Das Geld: Es ist in der Tat bezeichnend, dass Clubs, die fremdfinanziert werden, durch die Mehreinnahmen der TV-Gelder einen zusätzlichen Vorteil verbuchen können und dadurch Mittel freisetzen, um neben den Verpflichtungen eines deBruyne, eines Gustavo zusätzlich Jung ein Angebot unterbreiten, bei dem Eintracht Frankfurt niemals wird mithalten können, zumindest nicht solange, wie unter den jetzigen Bedingungen gearbeitet wird.

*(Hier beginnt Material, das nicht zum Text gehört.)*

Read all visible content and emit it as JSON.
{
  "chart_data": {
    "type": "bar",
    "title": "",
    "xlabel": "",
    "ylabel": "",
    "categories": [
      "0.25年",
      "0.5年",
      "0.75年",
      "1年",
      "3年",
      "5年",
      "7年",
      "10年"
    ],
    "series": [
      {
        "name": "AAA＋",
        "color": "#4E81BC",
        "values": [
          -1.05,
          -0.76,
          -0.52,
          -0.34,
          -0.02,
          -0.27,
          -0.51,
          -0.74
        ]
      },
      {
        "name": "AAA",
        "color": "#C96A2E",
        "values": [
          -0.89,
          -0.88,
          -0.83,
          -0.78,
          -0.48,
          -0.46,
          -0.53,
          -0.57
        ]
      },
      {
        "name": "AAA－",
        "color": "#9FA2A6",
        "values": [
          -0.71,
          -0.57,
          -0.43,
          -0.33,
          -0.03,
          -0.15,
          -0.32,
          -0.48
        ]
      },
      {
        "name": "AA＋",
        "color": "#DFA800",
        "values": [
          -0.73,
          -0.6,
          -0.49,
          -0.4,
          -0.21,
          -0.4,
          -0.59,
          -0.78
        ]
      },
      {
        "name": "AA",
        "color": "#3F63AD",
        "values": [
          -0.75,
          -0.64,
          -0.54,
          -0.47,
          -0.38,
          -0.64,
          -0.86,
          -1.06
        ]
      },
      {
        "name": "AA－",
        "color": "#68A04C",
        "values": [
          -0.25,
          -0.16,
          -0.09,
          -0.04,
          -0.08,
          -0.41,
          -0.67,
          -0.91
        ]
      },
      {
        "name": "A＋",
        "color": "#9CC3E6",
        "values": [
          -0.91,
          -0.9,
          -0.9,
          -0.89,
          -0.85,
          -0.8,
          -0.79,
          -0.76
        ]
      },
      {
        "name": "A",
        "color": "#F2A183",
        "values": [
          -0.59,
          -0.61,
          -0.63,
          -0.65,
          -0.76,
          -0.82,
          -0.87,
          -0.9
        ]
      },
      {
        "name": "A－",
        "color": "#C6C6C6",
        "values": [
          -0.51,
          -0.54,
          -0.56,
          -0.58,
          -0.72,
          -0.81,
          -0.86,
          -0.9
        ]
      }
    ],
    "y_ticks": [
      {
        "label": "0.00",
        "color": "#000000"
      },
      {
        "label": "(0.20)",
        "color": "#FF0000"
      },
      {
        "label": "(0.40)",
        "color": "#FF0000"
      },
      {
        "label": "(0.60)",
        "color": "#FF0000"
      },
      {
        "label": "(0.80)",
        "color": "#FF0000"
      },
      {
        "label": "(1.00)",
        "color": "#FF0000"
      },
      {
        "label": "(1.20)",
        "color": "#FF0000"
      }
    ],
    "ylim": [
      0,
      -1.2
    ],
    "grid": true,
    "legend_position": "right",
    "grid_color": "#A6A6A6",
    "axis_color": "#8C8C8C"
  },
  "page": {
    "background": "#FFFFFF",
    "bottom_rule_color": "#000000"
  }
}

Leider wird die Eintracht auch nicht sonderlich von der Ablösesumme profitieren, 2,5 Millionen werden gerüchtet, etwas mehr als es für Pirmin Schwegler gab, der Kapitän und der Nationalspieler verlassen die SGE zum Preis eines Caio.

Jetzt zeigen Beispiele der Vergangenheit, dass es durchaus machbar ist, auch mit bescheidenen Mitteln kurzfristig erfolgreich zu arbeiten – wie heuer Mainz oder Augsburg. Langfristig aber werden sich die Clubs halten, die über exorbitante Geldquellen verfügen, Rasenball Leipzig steht in den Startlöchern, Hannover 96 hat es geschafft, dass die alte Regel, die exclusiv für Leverkusen und Wolfsburg galt, geändert wurde, nun dürfen auch Sponsoren/Investoren, die einen Verein 20 Jahre lang unterstützt haben, die Kapitalmehrheit erringen und somit den Club lenken, dies würde 2017 in Hannover der Fall sein.

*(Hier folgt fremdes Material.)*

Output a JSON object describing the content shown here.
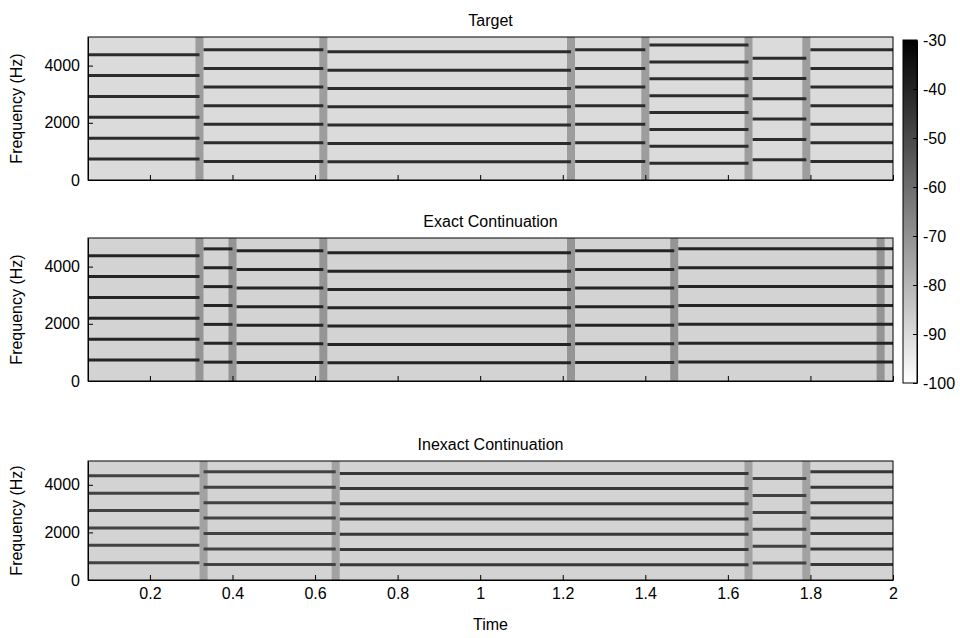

Peu a peu wird sich die Fußballwelt ändern, Vereine, die über keine Geldgeber verfügen, werden abrutschen, die anderen sich auf hohem finanziellen Niveau um die Sonnenplätze streiten. Solange es keine Regeländerungen gibt, werden weiterhin zwei bis drei Vereine absteigen und nur ein einziger Meister werden. Auch bei Eintracht Frankfurt wird sich in den kommenden Jahren die Frage stellen, wie und ob erstklassiger Fußball zu finanzieren ist – und welche Konsequenzen dies mit sich bringt.

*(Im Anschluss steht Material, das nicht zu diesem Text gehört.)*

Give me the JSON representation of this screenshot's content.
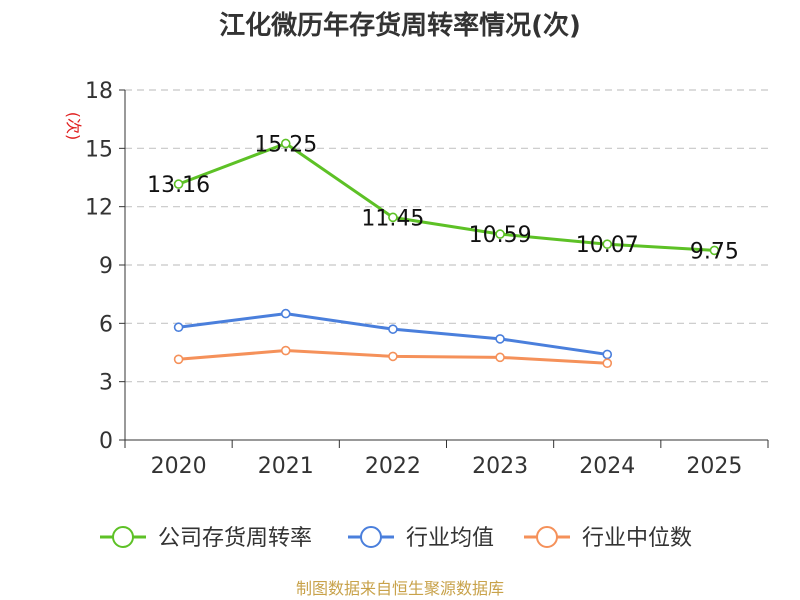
{
  "chart_data": {
    "type": "line",
    "title": "江化微历年存货周转率情况(次)",
    "ylabel_unit": "(次)",
    "categories": [
      "2020",
      "2021",
      "2022",
      "2023",
      "2024",
      "2025"
    ],
    "ylim": [
      0,
      18
    ],
    "yticks": [
      0,
      3,
      6,
      9,
      12,
      15,
      18
    ],
    "grid": "horizontal-dashed",
    "legend_position": "bottom",
    "series": [
      {
        "name": "公司存货周转率",
        "color": "#5dc126",
        "values": [
          13.16,
          15.25,
          11.45,
          10.59,
          10.07,
          9.75
        ],
        "labels": [
          "13.16",
          "15.25",
          "11.45",
          "10.59",
          "10.07",
          "9.75"
        ]
      },
      {
        "name": "行业均值",
        "color": "#4a7fdc",
        "values": [
          5.8,
          6.5,
          5.7,
          5.2,
          4.4,
          null
        ]
      },
      {
        "name": "行业中位数",
        "color": "#f5915a",
        "values": [
          4.15,
          4.6,
          4.3,
          4.25,
          3.95,
          null
        ]
      }
    ]
  },
  "source": "制图数据来自恒生聚源数据库"
}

Ich befürchte – nicht nur in Frankfurt – fürderhin ein belangloses buntes Spektakel zum Zwecke des Geldverdienens für die einen, zur Ablenkung vom Alltag für die anderen. Da wird es immer gleichgültiger, ob diese Ablenkung nun Fußball, Eurovision Song Contest oder Wok WM ist. Wenn kein anderer Wert mehr dem des Kapitals das Wasser reichen kann, blüht das illusionsreiche Spektakel – derweil das notwenige Geld auf Kosten derer verdient wird, die sich das Spektakel nicht leisten können. Solange man auf der Sonnenseite steht, könnte einem dies egal sein.

Und der Rest? Fährt im Sonderzug zur Endstation.